Estate Settlement of a Property under Mortgage
Assuming Peter needs to purchase a property, XYZ, without which Jane will not agree to a marriage with Peter. Peter approaches ABC Bank for a mortgage on XYZ property. A mortgage would mean Peter (the borrower, also known as the mortgagor) transfers XYZ property to ABC Bank (the lender, also known as the mortgagee) as a security for the repayment of a $1M loan (also known as a mortgagee loan).
When a bank lends money to a borrower to enable him to buy a property, the main term of the loan is that the borrower will execute a legal mortgage of the property to the bank to secure the repayment of the loan.

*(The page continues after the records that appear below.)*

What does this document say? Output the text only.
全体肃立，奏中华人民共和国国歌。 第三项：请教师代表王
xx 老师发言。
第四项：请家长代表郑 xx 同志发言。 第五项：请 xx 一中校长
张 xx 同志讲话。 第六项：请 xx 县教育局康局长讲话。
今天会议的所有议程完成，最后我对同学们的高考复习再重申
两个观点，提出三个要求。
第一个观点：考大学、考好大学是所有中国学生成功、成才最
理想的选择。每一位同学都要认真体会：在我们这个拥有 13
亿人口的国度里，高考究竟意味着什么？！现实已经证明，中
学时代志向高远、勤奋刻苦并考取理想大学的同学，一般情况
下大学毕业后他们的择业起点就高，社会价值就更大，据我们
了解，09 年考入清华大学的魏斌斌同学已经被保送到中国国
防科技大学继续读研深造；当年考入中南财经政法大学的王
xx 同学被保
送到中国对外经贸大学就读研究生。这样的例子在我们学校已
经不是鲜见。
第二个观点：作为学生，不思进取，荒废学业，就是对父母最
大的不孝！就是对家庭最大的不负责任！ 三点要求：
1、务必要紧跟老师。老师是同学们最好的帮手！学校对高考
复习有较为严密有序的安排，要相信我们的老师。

The legal mortgage is created by a registered transfer of the legal ownership of the property from the mortgagor (borrower) to the mortgagee (lender), subject to the mortgagor’s right to redeem the mortgage.
Therefore, if the borrower dies before discharging the mortgage, the lender (i.e. bank) has the legal ownership of the property instead of the deceased person’s estate. If there is insufficient cash from the estate to settle the outstanding loan, the bank has every right to force sell the property. In this situation, the deceased family members could be left without a home.
The problem could be magnified if the deceased has not one, but two or three mortgages (a common situation especially for property investors), the legal representative has to prioritise the limited liquidity within the estate to resolve the issue.
Point to pay attention to:
- It is very common for parents to help adult children to own a matrimonial property by paying the down-payment. In return, the children would re-pay every month to the parents. It is advisable, and a responsible act, for the children to include in their estate plan to return the capital back to their elderly parents, should they die before their parents. Otherwise, it is extremely difficult for the deceased person’s parents to seek from the surviving spouse the capital borrowed when one party dies, and, through joint-ownership, the property is transferred to the surviving spouse.
A German poet once wisely said:
“In a world, a home; in a home, your world.”
Pay some serious attention to the estate settlement of your home; it is your family’s world after all.